Fig.1. AS-IV improved renal dysfunction and pathological injury in IgAN mice.
Fig.2. AS-IV alleviated mesangial cell proliferation and matrix deposition in vivo and in vitro.
Fig.3. AS-IV inhibits the release of inflammatory factors and regulates the infiltration of macrophages.
Fig.4. AS-IV reduces CCL2 accumulation and inhibits inflammatory pathway activation.

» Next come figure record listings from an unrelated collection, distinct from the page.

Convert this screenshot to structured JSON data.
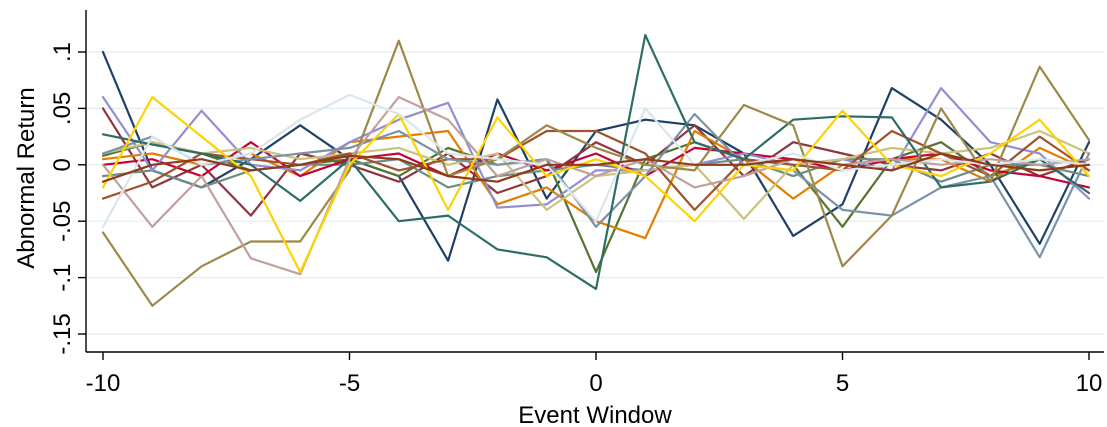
{
  "chart_data": {
    "type": "line",
    "title": "",
    "xlabel": "Event Window",
    "ylabel": "Abnormal Return",
    "xlim": [
      -10,
      10
    ],
    "ylim": [
      -0.15,
      0.1
    ],
    "x_ticks": [
      -10,
      -5,
      0,
      5,
      10
    ],
    "x_tick_labels": [
      "-10",
      "-5",
      "0",
      "5",
      "10"
    ],
    "y_ticks": [
      -0.15,
      -0.1,
      -0.05,
      0,
      0.05,
      0.1
    ],
    "y_tick_labels": [
      "-.15",
      "-.1",
      "-.05",
      "0",
      ".05",
      ".1"
    ],
    "grid": true,
    "legend": "none",
    "x": [
      -10,
      -9,
      -8,
      -7,
      -6,
      -5,
      -4,
      -3,
      -2,
      -1,
      0,
      1,
      2,
      3,
      4,
      5,
      6,
      7,
      8,
      9,
      10
    ],
    "series": [
      {
        "color": "#1f3f66",
        "values": [
          0.1,
          -0.005,
          -0.02,
          0.005,
          0.035,
          0.005,
          -0.01,
          -0.085,
          0.058,
          -0.03,
          0.03,
          0.04,
          0.035,
          0.01,
          -0.063,
          -0.035,
          0.068,
          0.04,
          0.0,
          -0.07,
          0.02
        ]
      },
      {
        "color": "#90353b",
        "values": [
          0.05,
          -0.02,
          0.0,
          -0.045,
          0.01,
          0.0,
          -0.015,
          0.01,
          -0.025,
          -0.01,
          0.02,
          0.0,
          0.035,
          -0.01,
          0.02,
          0.01,
          0.0,
          -0.005,
          0.01,
          -0.01,
          0.005
        ]
      },
      {
        "color": "#55752f",
        "values": [
          0.008,
          0.02,
          0.01,
          -0.005,
          0.0,
          0.005,
          -0.01,
          0.015,
          0.0,
          0.005,
          -0.095,
          0.005,
          0.02,
          0.005,
          0.0,
          -0.055,
          0.005,
          0.02,
          -0.01,
          0.005,
          0.0
        ]
      },
      {
        "color": "#e37e00",
        "values": [
          0.005,
          0.01,
          0.0,
          0.01,
          -0.01,
          0.02,
          0.025,
          0.03,
          -0.035,
          -0.02,
          -0.05,
          -0.065,
          0.03,
          0.005,
          -0.03,
          0.0,
          0.005,
          0.005,
          -0.015,
          0.015,
          -0.005
        ]
      },
      {
        "color": "#6e8e84",
        "values": [
          -0.01,
          -0.005,
          -0.02,
          -0.005,
          0.0,
          0.0,
          0.005,
          -0.02,
          -0.01,
          -0.005,
          0.0,
          -0.005,
          0.0,
          0.005,
          -0.01,
          0.005,
          0.005,
          -0.015,
          0.0,
          0.0,
          -0.01
        ]
      },
      {
        "color": "#c10534",
        "values": [
          0.0,
          0.005,
          -0.01,
          0.02,
          -0.01,
          0.005,
          0.01,
          -0.01,
          0.01,
          -0.005,
          0.01,
          -0.01,
          0.015,
          0.01,
          0.005,
          -0.005,
          0.005,
          0.01,
          -0.005,
          -0.01,
          -0.02
        ]
      },
      {
        "color": "#938dd2",
        "values": [
          0.06,
          -0.005,
          0.048,
          0.0,
          -0.005,
          0.02,
          0.04,
          0.055,
          -0.038,
          -0.035,
          -0.005,
          -0.005,
          0.0,
          0.01,
          0.0,
          0.005,
          -0.005,
          0.068,
          0.02,
          0.01,
          -0.03
        ]
      },
      {
        "color": "#cac27e",
        "values": [
          0.01,
          0.02,
          0.01,
          0.015,
          0.005,
          0.01,
          0.015,
          0.0,
          0.01,
          -0.04,
          -0.01,
          -0.005,
          0.0,
          -0.048,
          0.0,
          0.005,
          0.015,
          0.01,
          0.015,
          0.03,
          0.01
        ]
      },
      {
        "color": "#a0522d",
        "values": [
          -0.03,
          -0.015,
          0.01,
          0.005,
          0.0,
          0.01,
          -0.005,
          0.005,
          0.005,
          0.03,
          0.03,
          0.01,
          -0.04,
          0.005,
          0.0,
          -0.005,
          0.03,
          0.01,
          -0.01,
          0.025,
          -0.005
        ]
      },
      {
        "color": "#7b92a8",
        "values": [
          0.01,
          0.025,
          0.0,
          0.005,
          0.01,
          0.015,
          0.03,
          0.005,
          0.0,
          0.005,
          -0.055,
          -0.01,
          0.045,
          0.0,
          -0.005,
          -0.04,
          -0.045,
          -0.02,
          -0.01,
          -0.082,
          0.01
        ]
      },
      {
        "color": "#2d6d66",
        "values": [
          0.027,
          0.018,
          0.01,
          0.0,
          -0.032,
          0.005,
          -0.05,
          -0.045,
          -0.075,
          -0.082,
          -0.11,
          0.115,
          0.02,
          0.005,
          0.04,
          0.043,
          0.042,
          -0.02,
          -0.015,
          0.005,
          -0.025
        ]
      },
      {
        "color": "#9c8847",
        "values": [
          -0.06,
          -0.125,
          -0.09,
          -0.068,
          -0.068,
          -0.005,
          0.11,
          -0.01,
          0.005,
          0.035,
          0.015,
          0.0,
          -0.005,
          0.053,
          0.035,
          -0.09,
          -0.045,
          0.05,
          -0.015,
          0.087,
          0.022
        ]
      },
      {
        "color": "#bfa19c",
        "values": [
          0.0,
          -0.055,
          -0.01,
          -0.083,
          -0.097,
          0.005,
          0.06,
          0.04,
          -0.01,
          0.005,
          -0.01,
          0.005,
          -0.02,
          -0.01,
          0.005,
          0.0,
          0.005,
          0.0,
          0.005,
          0.0,
          0.005
        ]
      },
      {
        "color": "#ffd200",
        "values": [
          -0.02,
          0.06,
          0.025,
          -0.01,
          -0.095,
          0.0,
          0.045,
          -0.04,
          0.042,
          -0.01,
          0.005,
          -0.01,
          -0.05,
          0.0,
          -0.005,
          0.048,
          0.0,
          -0.01,
          0.01,
          0.04,
          -0.01
        ]
      },
      {
        "color": "#d9e6eb",
        "values": [
          -0.055,
          0.025,
          0.0,
          0.01,
          0.04,
          0.062,
          0.045,
          0.01,
          0.005,
          0.0,
          -0.05,
          0.05,
          0.0,
          0.0,
          0.01,
          -0.005,
          0.0,
          0.005,
          0.0,
          0.005,
          0.0
        ]
      },
      {
        "color": "#8f3b1a",
        "values": [
          -0.015,
          0.0,
          0.005,
          -0.005,
          0.0,
          0.008,
          0.005,
          -0.01,
          -0.015,
          0.0,
          0.0,
          0.005,
          0.0,
          0.0,
          0.005,
          0.0,
          -0.005,
          0.01,
          0.0,
          -0.005,
          0.0
        ]
      }
    ]
  }
}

Fig.5. Adam19 expression in the mesangial area in IgAN patients was increased and regulates the activation of mesangial cells.
Fig.6. AS-IV inhibits the activation of mesangial cells and deposition of matrix by inhibiting the ADAM19-Notch pathway.
Fig.7. Inhibiting the ADAM19/Notch signaling pathway suppresses mesangial cell activation and matrix deposition.
Fig.8. Overexpression of ADAM19 activates the Notch signaling pathway and enhances macrophage recruitment.
AS-IV ameliorates IgAN progression by suppressing ADAM19/Notch1/CCL2 signaling-mediated mesangial activation and reprogramming M2 macrophages. These findings highlight AS-IV as a novel natural therapeutic agent targeting renal fibrosis and immune dysregulation in IgAN.